Financial advisor Robert G. Allen presented Calandra's essay to illustrate the process and role of creativity in finance. "Creativity is born when you have a problem to solve. And as you can see from this story ["Angels on a Pin"] there are many ways of solving a problem. Creativity is the art of looking for solutions that are out of the ordinary, different, unorthodox."

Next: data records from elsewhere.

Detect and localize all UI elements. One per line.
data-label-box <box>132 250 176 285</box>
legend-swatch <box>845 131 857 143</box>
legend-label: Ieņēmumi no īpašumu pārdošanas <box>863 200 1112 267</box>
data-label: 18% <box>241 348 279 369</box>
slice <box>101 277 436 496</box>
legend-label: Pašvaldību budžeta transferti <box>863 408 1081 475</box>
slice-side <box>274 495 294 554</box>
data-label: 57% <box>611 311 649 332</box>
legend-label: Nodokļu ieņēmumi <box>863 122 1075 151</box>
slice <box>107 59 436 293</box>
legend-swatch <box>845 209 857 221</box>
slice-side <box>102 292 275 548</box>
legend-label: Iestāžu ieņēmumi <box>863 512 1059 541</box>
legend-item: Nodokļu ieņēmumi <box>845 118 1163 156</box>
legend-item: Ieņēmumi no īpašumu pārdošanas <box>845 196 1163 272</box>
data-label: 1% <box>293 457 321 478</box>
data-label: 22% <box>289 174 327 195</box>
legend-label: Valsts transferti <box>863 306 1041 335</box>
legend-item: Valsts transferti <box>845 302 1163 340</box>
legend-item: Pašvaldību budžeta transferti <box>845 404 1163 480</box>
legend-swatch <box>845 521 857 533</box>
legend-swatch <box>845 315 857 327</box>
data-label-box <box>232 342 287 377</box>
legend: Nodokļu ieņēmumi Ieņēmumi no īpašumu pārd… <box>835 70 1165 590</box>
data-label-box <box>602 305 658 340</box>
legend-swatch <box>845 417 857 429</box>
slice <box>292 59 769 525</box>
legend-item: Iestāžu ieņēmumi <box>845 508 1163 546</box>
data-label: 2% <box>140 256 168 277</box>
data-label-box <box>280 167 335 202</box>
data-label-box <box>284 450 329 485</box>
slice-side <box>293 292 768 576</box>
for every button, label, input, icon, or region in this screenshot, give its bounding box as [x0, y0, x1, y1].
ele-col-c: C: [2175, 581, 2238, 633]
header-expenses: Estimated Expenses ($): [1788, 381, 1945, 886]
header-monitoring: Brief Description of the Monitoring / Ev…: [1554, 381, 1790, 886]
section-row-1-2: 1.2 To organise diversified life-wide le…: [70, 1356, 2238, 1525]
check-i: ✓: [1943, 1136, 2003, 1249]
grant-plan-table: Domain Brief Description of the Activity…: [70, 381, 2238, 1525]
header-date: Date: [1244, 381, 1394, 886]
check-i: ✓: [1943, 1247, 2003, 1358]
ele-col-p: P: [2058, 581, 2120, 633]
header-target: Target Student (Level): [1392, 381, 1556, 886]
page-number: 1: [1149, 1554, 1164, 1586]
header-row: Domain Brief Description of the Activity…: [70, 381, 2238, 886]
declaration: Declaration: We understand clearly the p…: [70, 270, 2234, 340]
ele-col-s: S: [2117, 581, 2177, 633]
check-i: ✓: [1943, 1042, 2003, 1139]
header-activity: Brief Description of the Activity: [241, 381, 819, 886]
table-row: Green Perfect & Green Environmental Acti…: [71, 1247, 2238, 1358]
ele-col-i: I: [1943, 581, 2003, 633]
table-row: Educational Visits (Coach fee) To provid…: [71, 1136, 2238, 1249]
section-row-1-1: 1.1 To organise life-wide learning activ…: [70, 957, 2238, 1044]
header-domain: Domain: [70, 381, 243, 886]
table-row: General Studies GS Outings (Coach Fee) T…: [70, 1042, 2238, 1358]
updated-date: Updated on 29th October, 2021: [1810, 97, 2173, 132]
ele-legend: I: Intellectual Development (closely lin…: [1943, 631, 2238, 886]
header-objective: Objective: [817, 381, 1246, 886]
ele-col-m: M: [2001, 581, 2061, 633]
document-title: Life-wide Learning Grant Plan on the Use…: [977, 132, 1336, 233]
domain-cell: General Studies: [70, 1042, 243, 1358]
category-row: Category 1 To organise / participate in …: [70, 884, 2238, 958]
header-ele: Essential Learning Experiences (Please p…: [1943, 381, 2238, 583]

O'Meara used the barometer question to illustrate the art of steering students' activities to a desired outcome: "if the question is not aligned [with the desired learning outcome] then the problem becomes an exercise of problem solving for its own value." The teacher can steer the students either through careful design of the questions (this rules out barometer questions), or through guiding the students to the desired choices. In case of the original barometer question, the examiner may explicitly say that the problem has more than one solution, insist on applying the laws of physics, or give them the "ending point" of the solution: "How did I discover that the building was 410 feet in height with only a barometer?"

Herson used the Calandra account as an illustration of the difference between academic tests and assessment in education. Tests, even the ones designed for reliability and validity, are useful, but they are not sufficient in real-world education.

Sanders interpreted Calandra's story as a conflict between perfection and optimal solutions: "We struggle to determine a 'best' answer, when a simple call to a building superintendent (the resource man) would quickly provide adequate information."